TCD Hist And The King’s Inn Claim Victory In Irish Times Debate Final
Student Debaters Daniel Gilligan and Ronan Daly from Trinity College’s Historical Society won the grand final of The Irish Times Debate 2018-2019 following a passionate debate in UCD on Friday night. This represents the Historical Society’s 26th time winning the competition. The competition, which is the oldest debating intervarsity competition on the island of Ireland saw over 300 entries this year.
The motion for the 59th final of the competition was ‘This house would rescind Ireland’s position of neutrality in favour of a European standing army’. Contestants from The Kings Inn, UCD, Trinty College and The Solicitors’ Apprentice Debating Society of Ireland were all represented is among this years 12 finalists.
The winning individual speaker was Kevin Roche of The King’s Inn, who accused the Irish state “of being blind to the world around us,” and argued that “joining a European army was the ultimate remedy to that blindness.” Roche recognised that it was uncomfortable to think of Irish people being killed in another war, but claimed the EU had consistently stood by Ireland.
The black-tie event hosted by UCD Law Society saw frequent clashes regarding the current status of Irish neutrality with proposition claiming the status quo to be a sham. Propositions speaker and overall winner Daniel Gilligan (TCD Hist) argued that “Irish neutrality has always been a grand act of self-exception.” His teammate Ronan Daly (TCD Hist) furthered this argument by saying “this debate is about the profound distance between who we are, are who we believe ourselves to be,” and said that the current state of Irish neutrality was little more than a rhetorical device.
Opposition speaker Ross Merriman (UCD LawSoc) however believed that it was deeply unjust for the house to suggest that we should ask parents to send their children to fight in another nation’s war. He held that if the Irish people wanted to fight a war “we want that act to be one of willful engagement,” and not simply the state fulfilling an obligation. His teammate Conor White (UCD Law) believed that all Ireland owed “the world [was] the chance of peace’. This was as a response to the propositions frequent claims that Ireland owed the EU this as a result of the support they have afforded us throughout the years.
Lonán Collins (SADSI) attacked oppositions argument as a relic of a bygone era where to be Irish was little more than an effort to not be British. Collin believed that as the British were an imperial power, Ireland decided to be a neutral state. This however no longer reflected the best course for Ireland, and we needed to ensure ourselves against future crisis through further cooperation.
Aishling Kinsella (UCD L&H) runner up in the individual speaker category called on Ireland “to be aware of when powerful states attempt to bully and lie to us” about the need and consequences of war. It does not matter she claimed if our neutrality was not perfect because most nations of the world believed it was, and perception is more important. Kinsella also noted that Ireland was not subject to any serious military threats, meaning that we would be in effect contributing to a system from which we would derive no benefit.

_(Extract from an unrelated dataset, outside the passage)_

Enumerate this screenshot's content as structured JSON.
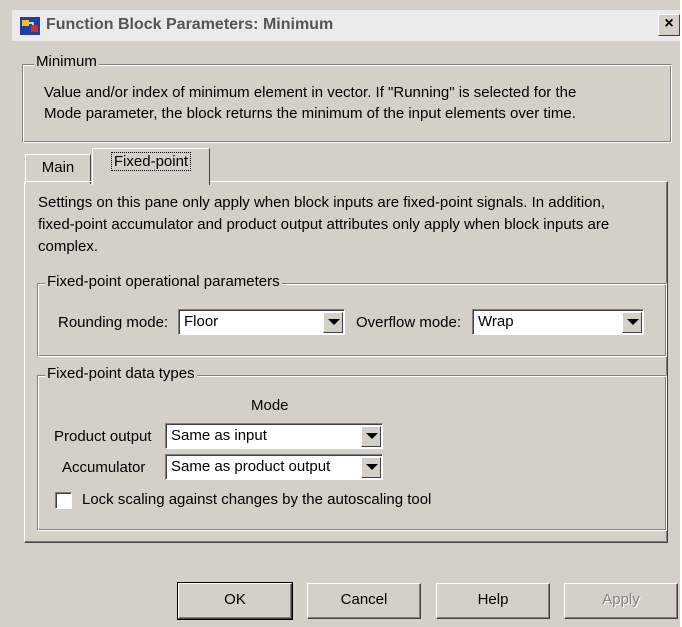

Feidhlim MacRóibín and his teammate Conor O’Brien (SADSI) described Ireland ‘as a small ship in a vast ocean”, and “not a warship seeking past imperial glory’. They warned against handing over the job of directing our armed forces to the largest countries in the EU, on some misguided basis of being equal partners. They also noted that in most nations, command of the army was vested in the executive branch, and that proposition could not have a situation where there was a rapid response, and carefully considered action.
The debate also saw the finalists contest which side of the house was more moral in the actions. Opposition speaker Shane Kelly of UCD MedSoc asked: “whose state is morally correct, the state that must defend its neighbours, our the state that chooses to defend its neighbours.” He also questioned why the state would defend after other nations when its first duty of care should be to the Irish people. If we handed control of our defence forces over to Europe, there existed a possibility that they would be unable to respond quickly to a crisis in Ireland.
Harry Higgins (TCD Phil), who alongside his partner Rory O’Sullivan were the runner up team countered “we have an obligation to stand for peace, security and human rights,” worldwide, and only a European army could achieve that. Through greater cooperation, they argued Ireland could expand its peacekeeping and aid delivery capabilities to the benefit of all.
Speaking after the debate Gilligan said that he ‘was delighted with the win, it was a really close competition and we are delighted it went our way.’
Chairperson Jack Chambers, Fianna Fáil spokesperson for defence said of the debaters presented many “compelling and excellent arguments” with “many of the points being very well made” by finalists.
The winners of the competition have since 1980 been invited by the National Parliamentary Debate Association of America to participate in a debating tour of the United States. They will also join the ranks of such distinguished former winners as Supreme Court Justice Adrian Hardiman and broadcast journalist Marian Fianuace. President Micheal Higgins and former Tánaiste Mary Harney were also previous finalists of the competition.